1Department of Anthropology, University of Washington, 2Center for Studies in Demography and Ecology, University of Washington, 3Department of Anthropology, University of Utah, 4Department of Human Genetics, University of Utah
April 16, 2016 9:00, A 706/707
Telomeres are repeating non-coding DNA sequences at chromosome ends. Telomere length (TL) is of growing interest to anthropologists because of its potential role in senescence, life history allocations, and intergenerational plasticity. TL declines with age in most human tissues, and shorter TL is thought to cause earlier senescence. Surprisingly, older men have sperm with longer TL; correspondingly, older paternal age at conception (PAC) predicts longer TL in offspring. The multi-generational effect of PAC on TL could contribute to a unique form of transgenerational genetic plasticity that modifies physiologic function in response to a relatively stable cue of recent ancestral experience and behavior.

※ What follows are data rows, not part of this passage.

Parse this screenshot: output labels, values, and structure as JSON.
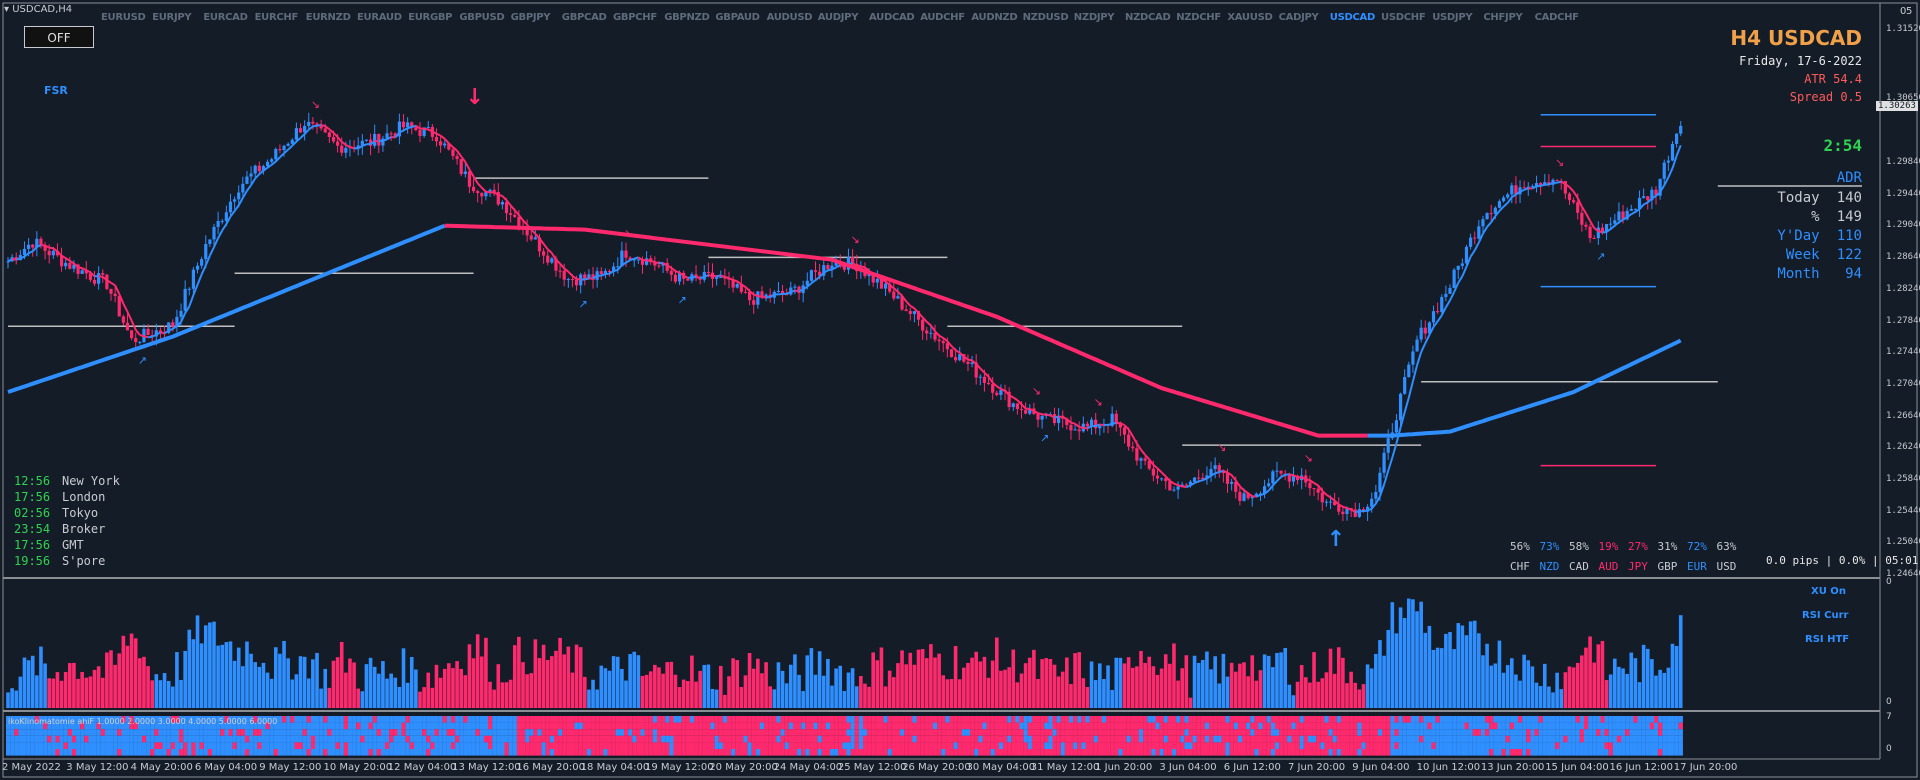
{
  "window": {
    "title": "USDCAD,H4",
    "off_button": "OFF",
    "top_right": "05"
  },
  "pairs": [
    {
      "label": "EURUSD",
      "active": false
    },
    {
      "label": "EURJPY",
      "active": false
    },
    {
      "label": "EURCAD",
      "active": false
    },
    {
      "label": "EURCHF",
      "active": false
    },
    {
      "label": "EURNZD",
      "active": false
    },
    {
      "label": "EURAUD",
      "active": false
    },
    {
      "label": "EURGBP",
      "active": false
    },
    {
      "label": "GBPUSD",
      "active": false
    },
    {
      "label": "GBPJPY",
      "active": false
    },
    {
      "label": "GBPCAD",
      "active": false
    },
    {
      "label": "GBPCHF",
      "active": false
    },
    {
      "label": "GBPNZD",
      "active": false
    },
    {
      "label": "GBPAUD",
      "active": false
    },
    {
      "label": "AUDUSD",
      "active": false
    },
    {
      "label": "AUDJPY",
      "active": false
    },
    {
      "label": "AUDCAD",
      "active": false
    },
    {
      "label": "AUDCHF",
      "active": false
    },
    {
      "label": "AUDNZD",
      "active": false
    },
    {
      "label": "NZDUSD",
      "active": false
    },
    {
      "label": "NZDJPY",
      "active": false
    },
    {
      "label": "NZDCAD",
      "active": false
    },
    {
      "label": "NZDCHF",
      "active": false
    },
    {
      "label": "XAUUSD",
      "active": false
    },
    {
      "label": "CADJPY",
      "active": false
    },
    {
      "label": "USDCAD",
      "active": true
    },
    {
      "label": "USDCHF",
      "active": false
    },
    {
      "label": "USDJPY",
      "active": false
    },
    {
      "label": "CHFJPY",
      "active": false
    },
    {
      "label": "CADCHF",
      "active": false
    }
  ],
  "fsr_label": "FSR",
  "info": {
    "symbol": "H4  USDCAD",
    "date": "Friday, 17-6-2022",
    "atr": "ATR 54.4",
    "spread": "Spread 0.5",
    "countdown": "2:54",
    "adr_title": "ADR",
    "adr_rows": [
      {
        "label": "Today",
        "value": "140",
        "color": "#c8ccd2"
      },
      {
        "label": "%",
        "value": "149",
        "color": "#c8ccd2"
      },
      {
        "label": "Y'Day",
        "value": "110",
        "color": "#2f8fff"
      },
      {
        "label": "Week",
        "value": "122",
        "color": "#2f8fff"
      },
      {
        "label": "Month",
        "value": "94",
        "color": "#2f8fff"
      }
    ]
  },
  "sessions": [
    {
      "time": "12:56",
      "name": "New York"
    },
    {
      "time": "17:56",
      "name": "London"
    },
    {
      "time": "02:56",
      "name": "Tokyo"
    },
    {
      "time": "23:54",
      "name": "Broker"
    },
    {
      "time": "17:56",
      "name": "GMT"
    },
    {
      "time": "19:56",
      "name": "S'pore"
    }
  ],
  "strength": [
    {
      "pct": "56%",
      "cur": "CHF",
      "color": "#c8ccd2"
    },
    {
      "pct": "73%",
      "cur": "NZD",
      "color": "#2f8fff"
    },
    {
      "pct": "58%",
      "cur": "CAD",
      "color": "#c8ccd2"
    },
    {
      "pct": "19%",
      "cur": "AUD",
      "color": "#ff2a6d"
    },
    {
      "pct": "27%",
      "cur": "JPY",
      "color": "#ff2a6d"
    },
    {
      "pct": "31%",
      "cur": "GBP",
      "color": "#c8ccd2"
    },
    {
      "pct": "72%",
      "cur": "EUR",
      "color": "#2f8fff"
    },
    {
      "pct": "63%",
      "cur": "USD",
      "color": "#c8ccd2"
    }
  ],
  "pips_info": "0.0 pips | 0.0% | 05:01",
  "current_price": "1.30263",
  "price_ticks": [
    "1.31520",
    "1.30650",
    "1.29840",
    "1.29440",
    "1.29040",
    "1.28640",
    "1.28240",
    "1.27840",
    "1.27440",
    "1.27040",
    "1.26640",
    "1.26240",
    "1.25840",
    "1.25440",
    "1.25040",
    "1.24640"
  ],
  "indicator_labels": {
    "panel1": [
      "XU On",
      "RSI Curr",
      "RSI HTF"
    ],
    "panel1_max": "0",
    "panel1_min": "0",
    "panel2_text": "ikoKlinomatomie ahiF 1.0000 2.0000 3.0000 4.0000 5.0000 6.0000",
    "panel2_max": "7",
    "panel2_min": "0"
  },
  "time_ticks": [
    "2 May 2022",
    "3 May 12:00",
    "4 May 20:00",
    "6 May 04:00",
    "9 May 12:00",
    "10 May 20:00",
    "12 May 04:00",
    "13 May 12:00",
    "16 May 20:00",
    "18 May 04:00",
    "19 May 12:00",
    "20 May 20:00",
    "24 May 04:00",
    "25 May 12:00",
    "26 May 20:00",
    "30 May 04:00",
    "31 May 12:00",
    "1 Jun 20:00",
    "3 Jun 04:00",
    "6 Jun 12:00",
    "7 Jun 20:00",
    "9 Jun 04:00",
    "10 Jun 12:00",
    "13 Jun 20:00",
    "15 Jun 04:00",
    "16 Jun 12:00",
    "17 Jun 20:00"
  ],
  "colors": {
    "bg": "#141c28",
    "bull": "#2f8fff",
    "bear": "#ff2a6d",
    "grid": "#c0c0c0",
    "panel_border": "#8a8f96"
  },
  "chart_data": {
    "type": "candlestick",
    "timeframe": "H4",
    "symbol": "USDCAD",
    "close_anchors": [
      [
        0,
        1.286
      ],
      [
        6,
        1.2885
      ],
      [
        14,
        1.2858
      ],
      [
        24,
        1.2832
      ],
      [
        30,
        1.276
      ],
      [
        40,
        1.278
      ],
      [
        48,
        1.288
      ],
      [
        56,
        1.2955
      ],
      [
        64,
        1.299
      ],
      [
        72,
        1.3035
      ],
      [
        80,
        1.3005
      ],
      [
        88,
        1.301
      ],
      [
        96,
        1.303
      ],
      [
        104,
        1.302
      ],
      [
        112,
        1.296
      ],
      [
        120,
        1.2935
      ],
      [
        128,
        1.2885
      ],
      [
        136,
        1.2838
      ],
      [
        144,
        1.284
      ],
      [
        150,
        1.2872
      ],
      [
        156,
        1.286
      ],
      [
        164,
        1.2835
      ],
      [
        172,
        1.284
      ],
      [
        180,
        1.2812
      ],
      [
        190,
        1.282
      ],
      [
        200,
        1.286
      ],
      [
        206,
        1.2856
      ],
      [
        214,
        1.282
      ],
      [
        224,
        1.277
      ],
      [
        234,
        1.2725
      ],
      [
        244,
        1.268
      ],
      [
        252,
        1.266
      ],
      [
        262,
        1.265
      ],
      [
        268,
        1.266
      ],
      [
        276,
        1.26
      ],
      [
        284,
        1.257
      ],
      [
        292,
        1.26
      ],
      [
        300,
        1.256
      ],
      [
        308,
        1.259
      ],
      [
        314,
        1.259
      ],
      [
        320,
        1.2555
      ],
      [
        328,
        1.2545
      ],
      [
        332,
        1.257
      ],
      [
        336,
        1.265
      ],
      [
        342,
        1.276
      ],
      [
        350,
        1.283
      ],
      [
        358,
        1.292
      ],
      [
        368,
        1.296
      ],
      [
        376,
        1.2965
      ],
      [
        384,
        1.289
      ],
      [
        392,
        1.292
      ],
      [
        400,
        1.295
      ],
      [
        406,
        1.304
      ]
    ],
    "ma_slow_anchors": [
      [
        0,
        1.2695
      ],
      [
        40,
        1.2765
      ],
      [
        80,
        1.285
      ],
      [
        106,
        1.2905
      ],
      [
        140,
        1.29
      ],
      [
        200,
        1.2862
      ],
      [
        240,
        1.279
      ],
      [
        280,
        1.27
      ],
      [
        318,
        1.264
      ],
      [
        336,
        1.264
      ],
      [
        350,
        1.2645
      ],
      [
        380,
        1.2695
      ],
      [
        406,
        1.276
      ]
    ],
    "ma_slow_color_switch_index": 330,
    "levels": [
      {
        "y": 1.2778,
        "from": 0,
        "to": 55
      },
      {
        "y": 1.2845,
        "from": 55,
        "to": 113
      },
      {
        "y": 1.2965,
        "from": 113,
        "to": 170
      },
      {
        "y": 1.2865,
        "from": 170,
        "to": 228
      },
      {
        "y": 1.2778,
        "from": 228,
        "to": 285
      },
      {
        "y": 1.2628,
        "from": 285,
        "to": 343
      },
      {
        "y": 1.2708,
        "from": 343,
        "to": 415
      },
      {
        "y": 1.2955,
        "from": 415,
        "to": 450
      }
    ],
    "ranges": [
      {
        "y": 1.3045,
        "color": "#2f8fff"
      },
      {
        "y": 1.3005,
        "color": "#ff2a6d"
      },
      {
        "y": 1.2828,
        "color": "#2f8fff"
      },
      {
        "y": 1.2602,
        "color": "#ff2a6d"
      }
    ],
    "range_from_index": 372,
    "range_to_index": 400,
    "big_arrows": [
      {
        "index": 113,
        "dir": "down"
      },
      {
        "index": 322,
        "dir": "up"
      }
    ],
    "bar_count": 407,
    "price_min": 1.2464,
    "price_max": 1.3152
  }
}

The PAC-effect has not been examined in any mammals aside from humans. Here we examine the PAC-effect in captive chimpanzees (Pan troglodytes). The PAC-effect on TL is thought to be driven by the continual production of sperm—the same process that drives increased de novo mutations with PAC. Since chimpanzees have 3.4x larger testis than humans and a 50% greater sperm mutation rate with PAC than humans, we predict that the PAC-effect on TL will be greater in chimpanzees than it is in humans. Preliminary analyses of 40 chimpanzees and 144 humans showed increasing TL with PAC in chimpanzees (p=0.007) with a β -1.46x the chimpanzees age-related decline in TL. Consistent with our prediction, the PAC-effect on TL is an estimated 5.67x greater in chimpanzees than in humans (p=0.003). Examination of the influence of grandpaternal age at conception on chimpanzee TL is planned.
NSF (BCS 0717886 to Hawkes); NIH (P51 RR000165 to Yerkes National Primate Research Center; P5 1RR013986 and OD P51 OD011133 to Southwest National Primate Research Center).